Assaf Keren, CSO di Qualtrics dan mantan CISO PayPal, menambahkan bahwa risiko nyata dimulai ketika sistem AI ditempatkan di atas arsitektur dasar yang belum mapan. Analisis perilaku runtime tetap menjadi masalah yang belum terpecahkan bagi banyak perusahaan. Tanpa arsitektur yang kokoh, penerapan AI justru akan mempercepat munculnya retakan-retakan dalam sistem keamanan organisasi yang sudah ada. Oleh karena itu, penguatan arsitektur dasar dan pemahaman mendalam tentang bagaimana data mengalir antara agen AI dan sumber data eksternal menjadi sangat krusial sebelum melakukan investasi lebih lanjut pada alat AI.
Rencana Aksi: Menghadapi Kepatuhan EU AI Act
Dengan diberlakukannya kewajiban kepatuhan risiko tinggi dalam EU AI Act pada 2 Agustus 2026, perusahaan tidak lagi memiliki kemewahan untuk menunda audit keamanan AI mereka. Para direktur keamanan disarankan untuk segera menjalankan tes celah lima pertanyaan guna mengevaluasi postur keamanan mereka terhadap ancaman seperti Agentjacking. Langkah pertama yang paling mendesak adalah melakukan sensus lengkap terhadap semua agen, koneksi MCP, dan otomatisasi LLM yang ada di dalam perusahaan. Setiap agen yang ditemukan tanpa melalui proses persetujuan resmi harus segera dikategorikan sebagai insiden Shadow AI yang perlu ditangani.

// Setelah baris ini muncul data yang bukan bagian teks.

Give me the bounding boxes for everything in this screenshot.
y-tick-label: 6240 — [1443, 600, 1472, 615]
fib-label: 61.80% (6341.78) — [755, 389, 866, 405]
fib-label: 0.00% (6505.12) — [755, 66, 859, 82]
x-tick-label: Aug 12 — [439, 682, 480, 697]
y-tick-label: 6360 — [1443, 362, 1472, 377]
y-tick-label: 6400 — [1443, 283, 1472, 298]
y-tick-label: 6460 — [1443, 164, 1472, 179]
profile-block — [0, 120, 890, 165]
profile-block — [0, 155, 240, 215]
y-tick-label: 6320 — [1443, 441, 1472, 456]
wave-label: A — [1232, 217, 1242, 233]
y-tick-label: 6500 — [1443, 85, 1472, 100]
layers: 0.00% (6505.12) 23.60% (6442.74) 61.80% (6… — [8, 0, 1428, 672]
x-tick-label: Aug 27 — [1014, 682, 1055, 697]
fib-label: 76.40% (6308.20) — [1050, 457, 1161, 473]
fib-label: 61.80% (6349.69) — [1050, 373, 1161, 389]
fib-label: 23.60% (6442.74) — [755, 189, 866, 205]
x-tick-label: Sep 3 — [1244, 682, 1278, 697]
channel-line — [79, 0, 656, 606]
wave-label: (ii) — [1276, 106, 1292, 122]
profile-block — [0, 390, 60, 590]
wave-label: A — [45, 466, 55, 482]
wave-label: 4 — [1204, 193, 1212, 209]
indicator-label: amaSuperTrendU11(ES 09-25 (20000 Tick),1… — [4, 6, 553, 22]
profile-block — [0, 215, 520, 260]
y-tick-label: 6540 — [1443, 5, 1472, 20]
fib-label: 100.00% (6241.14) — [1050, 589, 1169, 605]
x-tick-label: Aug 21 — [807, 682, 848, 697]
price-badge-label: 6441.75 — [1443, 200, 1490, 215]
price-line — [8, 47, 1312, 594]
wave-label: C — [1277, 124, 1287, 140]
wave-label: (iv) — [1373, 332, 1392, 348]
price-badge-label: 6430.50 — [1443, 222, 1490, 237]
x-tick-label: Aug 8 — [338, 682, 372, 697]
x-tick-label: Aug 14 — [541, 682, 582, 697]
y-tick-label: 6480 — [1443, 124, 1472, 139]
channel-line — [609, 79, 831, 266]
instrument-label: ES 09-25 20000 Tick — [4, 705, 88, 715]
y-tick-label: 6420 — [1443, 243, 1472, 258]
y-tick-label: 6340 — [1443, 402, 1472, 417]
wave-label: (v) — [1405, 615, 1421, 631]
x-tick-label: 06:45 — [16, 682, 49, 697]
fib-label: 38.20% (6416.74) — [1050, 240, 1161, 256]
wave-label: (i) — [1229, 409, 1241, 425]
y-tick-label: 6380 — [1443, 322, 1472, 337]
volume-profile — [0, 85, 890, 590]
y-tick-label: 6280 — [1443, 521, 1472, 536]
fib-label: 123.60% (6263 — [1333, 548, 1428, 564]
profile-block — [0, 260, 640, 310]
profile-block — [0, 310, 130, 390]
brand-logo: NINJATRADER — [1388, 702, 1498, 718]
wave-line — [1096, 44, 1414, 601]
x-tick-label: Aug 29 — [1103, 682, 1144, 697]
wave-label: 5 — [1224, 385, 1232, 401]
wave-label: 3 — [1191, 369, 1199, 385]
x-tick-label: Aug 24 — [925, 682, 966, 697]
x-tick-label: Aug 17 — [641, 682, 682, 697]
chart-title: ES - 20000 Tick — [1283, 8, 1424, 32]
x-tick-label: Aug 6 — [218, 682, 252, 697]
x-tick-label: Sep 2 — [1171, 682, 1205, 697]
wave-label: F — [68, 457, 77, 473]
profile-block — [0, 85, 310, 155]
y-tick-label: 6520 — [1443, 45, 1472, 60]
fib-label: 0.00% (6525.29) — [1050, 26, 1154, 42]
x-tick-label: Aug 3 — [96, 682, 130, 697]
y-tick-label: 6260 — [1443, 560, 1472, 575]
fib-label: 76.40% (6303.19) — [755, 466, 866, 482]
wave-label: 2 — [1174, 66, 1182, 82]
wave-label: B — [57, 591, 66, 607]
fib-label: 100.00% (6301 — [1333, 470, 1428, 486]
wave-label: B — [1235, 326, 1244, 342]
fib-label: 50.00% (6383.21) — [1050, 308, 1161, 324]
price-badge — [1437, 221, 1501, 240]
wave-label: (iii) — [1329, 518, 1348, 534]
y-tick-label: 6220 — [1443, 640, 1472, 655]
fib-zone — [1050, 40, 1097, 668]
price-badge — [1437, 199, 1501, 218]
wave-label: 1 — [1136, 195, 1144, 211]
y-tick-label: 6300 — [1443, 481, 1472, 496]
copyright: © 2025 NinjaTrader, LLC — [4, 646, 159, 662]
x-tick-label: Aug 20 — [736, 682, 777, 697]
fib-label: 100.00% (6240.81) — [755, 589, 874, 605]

Langkah Praktis untuk Tim Keamanan:
- Audit DSN Sentry: Segera audit semua DSN yang terpapar publik dan batasi apa yang dapat dilakukan oleh agen AI dengan data yang dikembalikan oleh DSN tersebut.
- Kontrol Paritas: Pastikan agen AI menerima tinjauan akses, cakupan hak istimewa, dan garis waktu pencabutan akses yang sama dengan karyawan manusia.
- Deteksi Runtime: Wajibkan penggunaan alat deteksi runtime khusus agen yang mampu membedakan aktivitas manusia dan AI dalam telemetri produksi.
- Uji Persepsi: Lakukan survei internal untuk memastikan kebijakan penggunaan AI dipahami dengan baik oleh seluruh staf pengembang.
Sebagai penutup, fenomena Agentjacking telah meruntuhkan asumsi lama dalam dunia keamanan siber bahwa tindakan yang terotorisasi selalu berarti aman. Di era di mana agen kecerdasan buatan menjadi bagian integral dari produktivitas, pertahanan yang paling penting bukanlah sekadar kebijakan di atas kertas, melainkan pengawasan aktif terhadap apa yang sebenarnya dilakukan oleh agen tersebut di lapangan. Organisasi yang gagal beradaptasi dengan realitas baru ini tidak hanya berisiko kehilangan data sensitif, tetapi juga akan menghadapi konsekuensi regulasi yang berat di masa depan yang semakin terdigitalisasi.